Senate Majority Leader Mitch McConnell may introduce the GOP stimulus plan as soon as Thursday with a series of bills that would serve as an opening to negotiations with Democrats.
Republicans and the White House reached agreement Wednesday evening on the spending portion of their stimulus plan, a breakthrough that will help ease the way for McConnell to offer “a handful of bills” that will form the virus relief package designed to kick-start bipartisan talks, said Missouri Senator Roy Blunt, a member of the GOP leadership.
“It will probably be several bills that come together as a package,” Blunt told reporters after a meeting with Treasury Secretary Steven Mnuchin and White House Chief of Staff Mark Meadows. “They will all be available tomorrow, or maybe a little later than tomorrow. But the goal is tomorrow.”
Mnuchin and Meadows have been meeting with Republican senators to reconcile differences within the party about what to include in their $1 trillion counterproposal to Democrats, who’ve put a $3.5 trillion virus relief plan on the table. Other key parts of the package have yet to be resolved, including plans to extend expiring unemployment benefits.
Mnuchin, Meadows and the lawmakers involved in Wednesday talks said nothing about the payroll tax holiday that President Donald Trump has said he wants in the package.
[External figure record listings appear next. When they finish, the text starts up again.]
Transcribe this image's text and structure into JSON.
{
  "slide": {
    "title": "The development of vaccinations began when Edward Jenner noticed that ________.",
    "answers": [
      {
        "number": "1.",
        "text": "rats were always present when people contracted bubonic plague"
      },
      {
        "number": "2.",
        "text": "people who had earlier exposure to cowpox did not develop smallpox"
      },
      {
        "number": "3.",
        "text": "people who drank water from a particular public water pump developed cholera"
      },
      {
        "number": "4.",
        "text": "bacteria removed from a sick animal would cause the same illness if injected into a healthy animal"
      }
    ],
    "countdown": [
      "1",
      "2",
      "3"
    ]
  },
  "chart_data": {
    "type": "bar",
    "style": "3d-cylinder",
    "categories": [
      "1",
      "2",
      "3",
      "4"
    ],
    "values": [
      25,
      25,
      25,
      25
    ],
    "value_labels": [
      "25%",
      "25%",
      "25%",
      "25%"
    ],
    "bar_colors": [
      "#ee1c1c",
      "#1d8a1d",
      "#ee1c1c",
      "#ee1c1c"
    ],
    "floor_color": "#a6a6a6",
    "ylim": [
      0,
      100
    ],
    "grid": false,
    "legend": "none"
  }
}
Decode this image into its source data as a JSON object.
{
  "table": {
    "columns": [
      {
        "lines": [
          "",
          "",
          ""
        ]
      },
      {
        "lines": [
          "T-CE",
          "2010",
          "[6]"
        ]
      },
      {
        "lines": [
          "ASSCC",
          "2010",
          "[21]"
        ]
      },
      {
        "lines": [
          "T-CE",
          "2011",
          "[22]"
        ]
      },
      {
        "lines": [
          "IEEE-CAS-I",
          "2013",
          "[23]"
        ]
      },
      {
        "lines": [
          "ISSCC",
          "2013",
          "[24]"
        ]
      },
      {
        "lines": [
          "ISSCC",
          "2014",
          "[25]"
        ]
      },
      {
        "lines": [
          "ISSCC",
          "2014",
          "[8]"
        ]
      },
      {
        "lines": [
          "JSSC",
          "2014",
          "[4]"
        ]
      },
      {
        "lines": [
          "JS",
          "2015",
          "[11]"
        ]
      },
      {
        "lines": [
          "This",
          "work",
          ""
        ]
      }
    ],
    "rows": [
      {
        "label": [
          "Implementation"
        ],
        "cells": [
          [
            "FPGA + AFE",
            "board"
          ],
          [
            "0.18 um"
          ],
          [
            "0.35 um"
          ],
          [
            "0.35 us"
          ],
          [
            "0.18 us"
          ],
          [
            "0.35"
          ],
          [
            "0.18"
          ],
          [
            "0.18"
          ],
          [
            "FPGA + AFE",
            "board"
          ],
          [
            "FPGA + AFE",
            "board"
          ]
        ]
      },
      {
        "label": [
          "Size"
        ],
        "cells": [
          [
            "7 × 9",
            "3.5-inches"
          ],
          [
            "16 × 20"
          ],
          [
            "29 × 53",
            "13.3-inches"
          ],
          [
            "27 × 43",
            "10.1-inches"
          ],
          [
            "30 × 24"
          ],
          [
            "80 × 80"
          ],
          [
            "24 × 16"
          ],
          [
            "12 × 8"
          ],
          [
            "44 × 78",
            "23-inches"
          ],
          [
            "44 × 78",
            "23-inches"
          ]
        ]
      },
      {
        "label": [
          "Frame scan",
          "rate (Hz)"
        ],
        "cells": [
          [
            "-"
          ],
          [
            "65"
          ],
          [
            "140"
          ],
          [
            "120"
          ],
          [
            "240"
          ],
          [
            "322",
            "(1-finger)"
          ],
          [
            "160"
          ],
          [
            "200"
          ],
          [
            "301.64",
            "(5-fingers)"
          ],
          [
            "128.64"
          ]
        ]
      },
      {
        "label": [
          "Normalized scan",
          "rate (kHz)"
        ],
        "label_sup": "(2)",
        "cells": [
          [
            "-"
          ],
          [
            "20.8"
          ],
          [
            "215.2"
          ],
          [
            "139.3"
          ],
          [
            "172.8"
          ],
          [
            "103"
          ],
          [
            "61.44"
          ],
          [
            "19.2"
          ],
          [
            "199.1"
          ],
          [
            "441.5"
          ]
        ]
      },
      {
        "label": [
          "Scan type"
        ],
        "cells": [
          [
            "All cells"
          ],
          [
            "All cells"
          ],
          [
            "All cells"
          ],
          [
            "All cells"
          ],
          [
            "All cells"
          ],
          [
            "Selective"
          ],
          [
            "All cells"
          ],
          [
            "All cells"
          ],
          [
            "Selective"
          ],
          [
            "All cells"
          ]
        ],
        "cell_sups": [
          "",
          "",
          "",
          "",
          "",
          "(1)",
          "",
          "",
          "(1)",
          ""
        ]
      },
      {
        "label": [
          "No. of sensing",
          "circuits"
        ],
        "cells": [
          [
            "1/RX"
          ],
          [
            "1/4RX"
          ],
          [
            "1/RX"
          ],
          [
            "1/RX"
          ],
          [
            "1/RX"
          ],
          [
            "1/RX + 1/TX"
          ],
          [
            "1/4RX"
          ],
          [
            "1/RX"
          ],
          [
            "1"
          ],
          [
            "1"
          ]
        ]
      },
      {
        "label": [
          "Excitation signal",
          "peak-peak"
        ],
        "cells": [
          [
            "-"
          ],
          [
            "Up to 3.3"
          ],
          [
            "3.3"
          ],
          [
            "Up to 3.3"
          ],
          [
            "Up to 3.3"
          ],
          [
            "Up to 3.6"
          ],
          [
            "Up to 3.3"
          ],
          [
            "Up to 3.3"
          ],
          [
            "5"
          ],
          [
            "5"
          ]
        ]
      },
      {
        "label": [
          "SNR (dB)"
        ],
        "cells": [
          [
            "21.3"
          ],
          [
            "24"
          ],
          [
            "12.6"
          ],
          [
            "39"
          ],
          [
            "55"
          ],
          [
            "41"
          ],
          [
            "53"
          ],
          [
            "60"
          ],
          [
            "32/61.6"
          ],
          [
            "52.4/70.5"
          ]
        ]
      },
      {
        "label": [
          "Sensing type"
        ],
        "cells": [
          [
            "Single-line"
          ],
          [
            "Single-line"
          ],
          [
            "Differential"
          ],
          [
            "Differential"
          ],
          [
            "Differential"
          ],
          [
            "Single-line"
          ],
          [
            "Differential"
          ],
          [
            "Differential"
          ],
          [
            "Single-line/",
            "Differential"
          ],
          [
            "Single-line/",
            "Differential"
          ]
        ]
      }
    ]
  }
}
Trump and Congress are facing a narrow window to keep the economic damage from the resurgent pandemic from worsening before the November elections. Programs in the last stimulus, passed in March, are beginning to expire and lawmakers are scheduled to leave town for an August break in less than three weeks.
Mnuchin said the administration and Senate Republicans are “completely on the same page,” and Meadows expressed optimism the deal with bolster chances of a final bill that reaches the White House.
“I think we feel very good at where we’ve ended up with numbers,” Meadows said. “We’re looking forward to passing a bill and getting across the finish line.”
Reaching agreement on the spending portion of the proposal covers a broad swath of the plan. Among the provisions are another round of direct payments to individuals; $105 billion in aid for schools, some of it earmarked for those that reopen classrooms; and $25 billion to expand virus testing.
It’s not clear whether McConnell will try to call a vote on the GOP proposal or go straight into negotiations on a compromise plan with House Speaker Nancy Pelosi and Senate Democratic leader Chuck Schumer. Any final plan will need the support of Democrats to pass the House and Senate.
Mnuchin had set a goal of final passage by the end of the month. But that’s an ambitious target given resistance from some GOP senators about still more deficit spending and how far apart Democrats and Republicans are on the price tag for another stimulus.